Pebble Beach – Hebridean 3 Ply
Alice Starmore Hebridean 3 Ply Yarn is made from premium quality pure new British wool, dyed in the fleece and skillfully blended into unique shades. It is hand-washed and dried in the Hebridean air, and supplied in hand-made skeins which may vary in weight. It is priced per 50g at standard conditions. All yarn is weighed to order on balances that are checked daily to ensure that you receive the correct total amount.
Pebble Beach is part of the Sea & Shoreline range, which is inspired by the Hebridean coast. It is shown here in the Maidenhair Shawl design from Alice Starmore’s Aran Knitting.
The rocks of the Outer Hebrides mainly consist of gneiss, granite and schist of Precambrian origin. Lewisian is the term that geologists bestow on them. Our outwardly simple local geology has many complexities that I try to come to grips with, but I am a long way from becoming even a competent amateur. The designer in me takes over and I tend to admire the colours and textures of the different rocks.

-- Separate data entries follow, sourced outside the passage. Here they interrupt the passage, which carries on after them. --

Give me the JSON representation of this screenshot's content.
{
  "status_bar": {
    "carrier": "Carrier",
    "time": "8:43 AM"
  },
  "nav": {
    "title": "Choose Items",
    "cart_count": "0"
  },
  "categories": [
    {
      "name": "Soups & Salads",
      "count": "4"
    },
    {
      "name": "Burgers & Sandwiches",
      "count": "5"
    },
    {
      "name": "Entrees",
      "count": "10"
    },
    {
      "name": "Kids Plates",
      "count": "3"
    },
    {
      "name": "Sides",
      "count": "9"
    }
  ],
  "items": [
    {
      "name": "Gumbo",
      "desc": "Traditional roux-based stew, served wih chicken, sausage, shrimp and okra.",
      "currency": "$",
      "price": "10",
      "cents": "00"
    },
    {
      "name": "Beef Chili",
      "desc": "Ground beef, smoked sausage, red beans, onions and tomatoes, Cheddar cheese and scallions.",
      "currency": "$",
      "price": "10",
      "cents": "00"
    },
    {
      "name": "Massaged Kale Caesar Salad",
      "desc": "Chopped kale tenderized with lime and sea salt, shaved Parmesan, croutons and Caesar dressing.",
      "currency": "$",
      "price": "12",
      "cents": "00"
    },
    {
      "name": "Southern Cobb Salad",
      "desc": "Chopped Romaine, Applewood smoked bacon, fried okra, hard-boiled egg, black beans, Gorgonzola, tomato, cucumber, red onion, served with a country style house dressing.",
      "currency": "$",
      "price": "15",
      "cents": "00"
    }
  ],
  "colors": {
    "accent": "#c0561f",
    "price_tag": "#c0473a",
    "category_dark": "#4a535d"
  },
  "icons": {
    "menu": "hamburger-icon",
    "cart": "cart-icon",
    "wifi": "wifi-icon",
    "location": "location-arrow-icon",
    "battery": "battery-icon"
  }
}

Apart from a few small areas of shale in the uninhabited Shiant Isles, there is only one formation of sedimentary rock in the whole of the Outer Hebrides, and it is right beneath my house. It is a conglomerate known as the Stornoway Formation, covering only forty square miles or so, and consisting of smooth, round pebbles of gneiss in a sandstone matrix. These Stornoway beds are in the form of a series of alluvial fans that were laid down in the Permian and Triassic eras, and my imagination tends to overload when considering the rivers that must have deposited them. They must have been mighty.

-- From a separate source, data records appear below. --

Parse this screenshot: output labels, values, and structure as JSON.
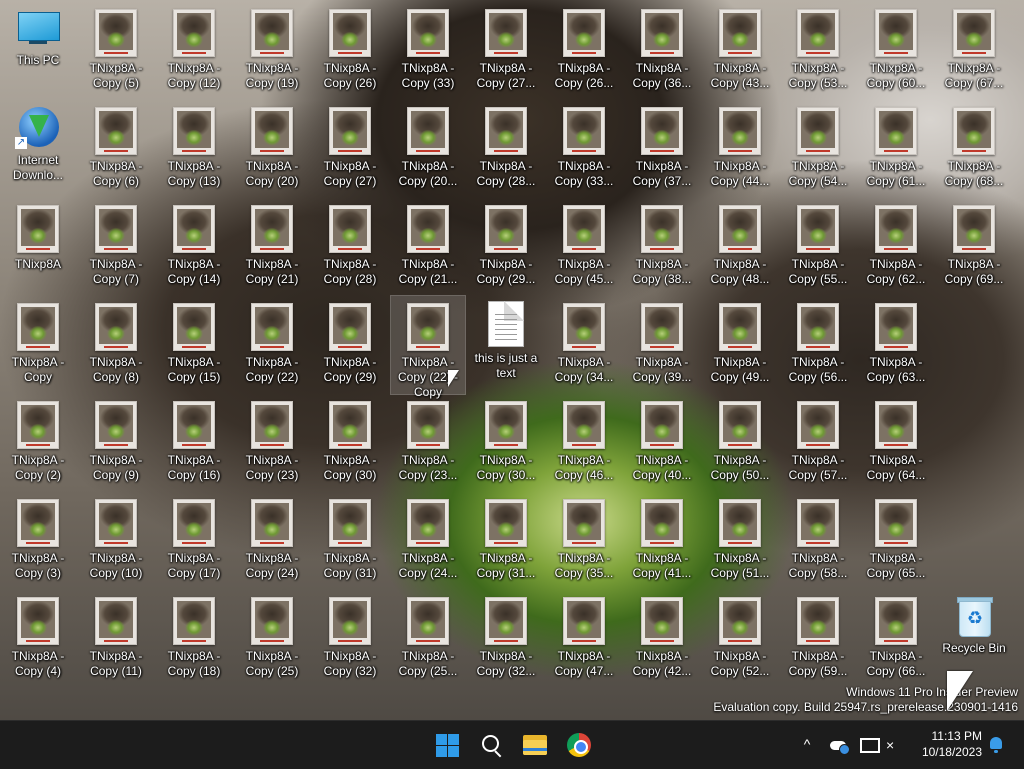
{
  "desktop": {
    "icons": [
      {
        "label": "This PC",
        "type": "this-pc",
        "col": 0,
        "row": 0
      },
      {
        "label": "Internet\nDownlo...",
        "type": "idm",
        "col": 0,
        "row": 1
      },
      {
        "label": "TNixp8A",
        "type": "image",
        "col": 0,
        "row": 2
      },
      {
        "label": "TNixp8A -\nCopy",
        "type": "image",
        "col": 0,
        "row": 3
      },
      {
        "label": "TNixp8A -\nCopy (2)",
        "type": "image",
        "col": 0,
        "row": 4
      },
      {
        "label": "TNixp8A -\nCopy (3)",
        "type": "image",
        "col": 0,
        "row": 5
      },
      {
        "label": "TNixp8A -\nCopy (4)",
        "type": "image",
        "col": 0,
        "row": 6
      },
      {
        "label": "TNixp8A -\nCopy (5)",
        "type": "image",
        "col": 1,
        "row": 0
      },
      {
        "label": "TNixp8A -\nCopy (6)",
        "type": "image",
        "col": 1,
        "row": 1
      },
      {
        "label": "TNixp8A -\nCopy (7)",
        "type": "image",
        "col": 1,
        "row": 2
      },
      {
        "label": "TNixp8A -\nCopy (8)",
        "type": "image",
        "col": 1,
        "row": 3
      },
      {
        "label": "TNixp8A -\nCopy (9)",
        "type": "image",
        "col": 1,
        "row": 4
      },
      {
        "label": "TNixp8A -\nCopy (10)",
        "type": "image",
        "col": 1,
        "row": 5
      },
      {
        "label": "TNixp8A -\nCopy (11)",
        "type": "image",
        "col": 1,
        "row": 6
      },
      {
        "label": "TNixp8A -\nCopy (12)",
        "type": "image",
        "col": 2,
        "row": 0
      },
      {
        "label": "TNixp8A -\nCopy (13)",
        "type": "image",
        "col": 2,
        "row": 1
      },
      {
        "label": "TNixp8A -\nCopy (14)",
        "type": "image",
        "col": 2,
        "row": 2
      },
      {
        "label": "TNixp8A -\nCopy (15)",
        "type": "image",
        "col": 2,
        "row": 3
      },
      {
        "label": "TNixp8A -\nCopy (16)",
        "type": "image",
        "col": 2,
        "row": 4
      },
      {
        "label": "TNixp8A -\nCopy (17)",
        "type": "image",
        "col": 2,
        "row": 5
      },
      {
        "label": "TNixp8A -\nCopy (18)",
        "type": "image",
        "col": 2,
        "row": 6
      },
      {
        "label": "TNixp8A -\nCopy (19)",
        "type": "image",
        "col": 3,
        "row": 0
      },
      {
        "label": "TNixp8A -\nCopy (20)",
        "type": "image",
        "col": 3,
        "row": 1
      },
      {
        "label": "TNixp8A -\nCopy (21)",
        "type": "image",
        "col": 3,
        "row": 2
      },
      {
        "label": "TNixp8A -\nCopy (22)",
        "type": "image",
        "col": 3,
        "row": 3
      },
      {
        "label": "TNixp8A -\nCopy (23)",
        "type": "image",
        "col": 3,
        "row": 4
      },
      {
        "label": "TNixp8A -\nCopy (24)",
        "type": "image",
        "col": 3,
        "row": 5
      },
      {
        "label": "TNixp8A -\nCopy (25)",
        "type": "image",
        "col": 3,
        "row": 6
      },
      {
        "label": "TNixp8A -\nCopy (26)",
        "type": "image",
        "col": 4,
        "row": 0
      },
      {
        "label": "TNixp8A -\nCopy (27)",
        "type": "image",
        "col": 4,
        "row": 1
      },
      {
        "label": "TNixp8A -\nCopy (28)",
        "type": "image",
        "col": 4,
        "row": 2
      },
      {
        "label": "TNixp8A -\nCopy (29)",
        "type": "image",
        "col": 4,
        "row": 3
      },
      {
        "label": "TNixp8A -\nCopy (30)",
        "type": "image",
        "col": 4,
        "row": 4
      },
      {
        "label": "TNixp8A -\nCopy (31)",
        "type": "image",
        "col": 4,
        "row": 5
      },
      {
        "label": "TNixp8A -\nCopy (32)",
        "type": "image",
        "col": 4,
        "row": 6
      },
      {
        "label": "TNixp8A -\nCopy (33)",
        "type": "image",
        "col": 5,
        "row": 0
      },
      {
        "label": "TNixp8A -\nCopy (20...",
        "type": "image",
        "col": 5,
        "row": 1
      },
      {
        "label": "TNixp8A -\nCopy (21...",
        "type": "image",
        "col": 5,
        "row": 2
      },
      {
        "label": "TNixp8A -\nCopy (22) -\nCopy",
        "type": "image",
        "col": 5,
        "row": 3,
        "selected": true
      },
      {
        "label": "TNixp8A -\nCopy (23...",
        "type": "image",
        "col": 5,
        "row": 4
      },
      {
        "label": "TNixp8A -\nCopy (24...",
        "type": "image",
        "col": 5,
        "row": 5
      },
      {
        "label": "TNixp8A -\nCopy (25...",
        "type": "image",
        "col": 5,
        "row": 6
      },
      {
        "label": "TNixp8A -\nCopy (27...",
        "type": "image",
        "col": 6,
        "row": 0
      },
      {
        "label": "TNixp8A -\nCopy (28...",
        "type": "image",
        "col": 6,
        "row": 1
      },
      {
        "label": "TNixp8A -\nCopy (29...",
        "type": "image",
        "col": 6,
        "row": 2
      },
      {
        "label": "this is just a\ntext",
        "type": "text",
        "col": 6,
        "row": 3
      },
      {
        "label": "TNixp8A -\nCopy (30...",
        "type": "image",
        "col": 6,
        "row": 4
      },
      {
        "label": "TNixp8A -\nCopy (31...",
        "type": "image",
        "col": 6,
        "row": 5
      },
      {
        "label": "TNixp8A -\nCopy (32...",
        "type": "image",
        "col": 6,
        "row": 6
      },
      {
        "label": "TNixp8A -\nCopy (26...",
        "type": "image",
        "col": 7,
        "row": 0
      },
      {
        "label": "TNixp8A -\nCopy (33...",
        "type": "image",
        "col": 7,
        "row": 1
      },
      {
        "label": "TNixp8A -\nCopy (45...",
        "type": "image",
        "col": 7,
        "row": 2
      },
      {
        "label": "TNixp8A -\nCopy (34...",
        "type": "image",
        "col": 7,
        "row": 3
      },
      {
        "label": "TNixp8A -\nCopy (46...",
        "type": "image",
        "col": 7,
        "row": 4
      },
      {
        "label": "TNixp8A -\nCopy (35...",
        "type": "image",
        "col": 7,
        "row": 5
      },
      {
        "label": "TNixp8A -\nCopy (47...",
        "type": "image",
        "col": 7,
        "row": 6
      },
      {
        "label": "TNixp8A -\nCopy (36...",
        "type": "image",
        "col": 8,
        "row": 0
      },
      {
        "label": "TNixp8A -\nCopy (37...",
        "type": "image",
        "col": 8,
        "row": 1
      },
      {
        "label": "TNixp8A -\nCopy (38...",
        "type": "image",
        "col": 8,
        "row": 2
      },
      {
        "label": "TNixp8A -\nCopy (39...",
        "type": "image",
        "col": 8,
        "row": 3
      },
      {
        "label": "TNixp8A -\nCopy (40...",
        "type": "image",
        "col": 8,
        "row": 4
      },
      {
        "label": "TNixp8A -\nCopy (41...",
        "type": "image",
        "col": 8,
        "row": 5
      },
      {
        "label": "TNixp8A -\nCopy (42...",
        "type": "image",
        "col": 8,
        "row": 6
      },
      {
        "label": "TNixp8A -\nCopy (43...",
        "type": "image",
        "col": 9,
        "row": 0
      },
      {
        "label": "TNixp8A -\nCopy (44...",
        "type": "image",
        "col": 9,
        "row": 1
      },
      {
        "label": "TNixp8A -\nCopy (48...",
        "type": "image",
        "col": 9,
        "row": 2
      },
      {
        "label": "TNixp8A -\nCopy (49...",
        "type": "image",
        "col": 9,
        "row": 3
      },
      {
        "label": "TNixp8A -\nCopy (50...",
        "type": "image",
        "col": 9,
        "row": 4
      },
      {
        "label": "TNixp8A -\nCopy (51...",
        "type": "image",
        "col": 9,
        "row": 5
      },
      {
        "label": "TNixp8A -\nCopy (52...",
        "type": "image",
        "col": 9,
        "row": 6
      },
      {
        "label": "TNixp8A -\nCopy (53...",
        "type": "image",
        "col": 10,
        "row": 0
      },
      {
        "label": "TNixp8A -\nCopy (54...",
        "type": "image",
        "col": 10,
        "row": 1
      },
      {
        "label": "TNixp8A -\nCopy (55...",
        "type": "image",
        "col": 10,
        "row": 2
      },
      {
        "label": "TNixp8A -\nCopy (56...",
        "type": "image",
        "col": 10,
        "row": 3
      },
      {
        "label": "TNixp8A -\nCopy (57...",
        "type": "image",
        "col": 10,
        "row": 4
      },
      {
        "label": "TNixp8A -\nCopy (58...",
        "type": "image",
        "col": 10,
        "row": 5
      },
      {
        "label": "TNixp8A -\nCopy (59...",
        "type": "image",
        "col": 10,
        "row": 6
      },
      {
        "label": "TNixp8A -\nCopy (60...",
        "type": "image",
        "col": 11,
        "row": 0
      },
      {
        "label": "TNixp8A -\nCopy (61...",
        "type": "image",
        "col": 11,
        "row": 1
      },
      {
        "label": "TNixp8A -\nCopy (62...",
        "type": "image",
        "col": 11,
        "row": 2
      },
      {
        "label": "TNixp8A -\nCopy (63...",
        "type": "image",
        "col": 11,
        "row": 3
      },
      {
        "label": "TNixp8A -\nCopy (64...",
        "type": "image",
        "col": 11,
        "row": 4
      },
      {
        "label": "TNixp8A -\nCopy (65...",
        "type": "image",
        "col": 11,
        "row": 5
      },
      {
        "label": "TNixp8A -\nCopy (66...",
        "type": "image",
        "col": 11,
        "row": 6
      },
      {
        "label": "TNixp8A -\nCopy (67...",
        "type": "image",
        "col": 12,
        "row": 0
      },
      {
        "label": "TNixp8A -\nCopy (68...",
        "type": "image",
        "col": 12,
        "row": 1
      },
      {
        "label": "TNixp8A -\nCopy (69...",
        "type": "image",
        "col": 12,
        "row": 2
      },
      {
        "label": "Recycle Bin",
        "type": "recycle-bin",
        "col": 12,
        "row": 6
      }
    ]
  },
  "watermark": {
    "line1": "Windows 11 Pro Insider Preview",
    "line2": "Evaluation copy. Build 25947.rs_prerelease.230901-1416"
  },
  "taskbar": {
    "apps": [
      {
        "name": "start",
        "icon": "windows-start-icon"
      },
      {
        "name": "search",
        "icon": "search-icon"
      },
      {
        "name": "file-explorer",
        "icon": "folder-icon"
      },
      {
        "name": "chrome",
        "icon": "chrome-icon"
      }
    ],
    "tray": {
      "chevron": "^",
      "volume_glyph": "×",
      "time": "11:13 PM",
      "date": "10/18/2023"
    }
  },
  "colors": {
    "taskbar_bg": "#1c1c1c",
    "accent": "#2f9be8"
  }
}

Where my croft meets the sea there are low cliffs of this conglomerate, about twenty to forty feet high, so it is possible to view the beds in cross section. I prefer the term puddingstone to conglomerate, for a pudding is exactly what it resembles. The sandstone erodes faster than the gneiss pebbles, which stand out like currents in a pudding. At the very far end of my croft, at a point of land known as Gob Tanga, there is a cave with two mouths to it and a spectacular pebble beach. From a distance this beach is a uniform blue-grey, but scramble down the cliff and there are more colours than you may care to count. Look closer still and there are even more colours – in the form of countless pebbles, each one different. My favourites are what I call the Irish Queen pebbles. Red and green should never be seen, except on an Irish Queen. The green is actually called epidote and the red streaks are haematite. There are many other colours however, including “eggs” of pure white quartz; flecks of different seaweeds, and the occasional bright piece of sea-smoothed glass.
Our Pebble Beach shade is a blend of over thirty colours, warranted different every time you blink.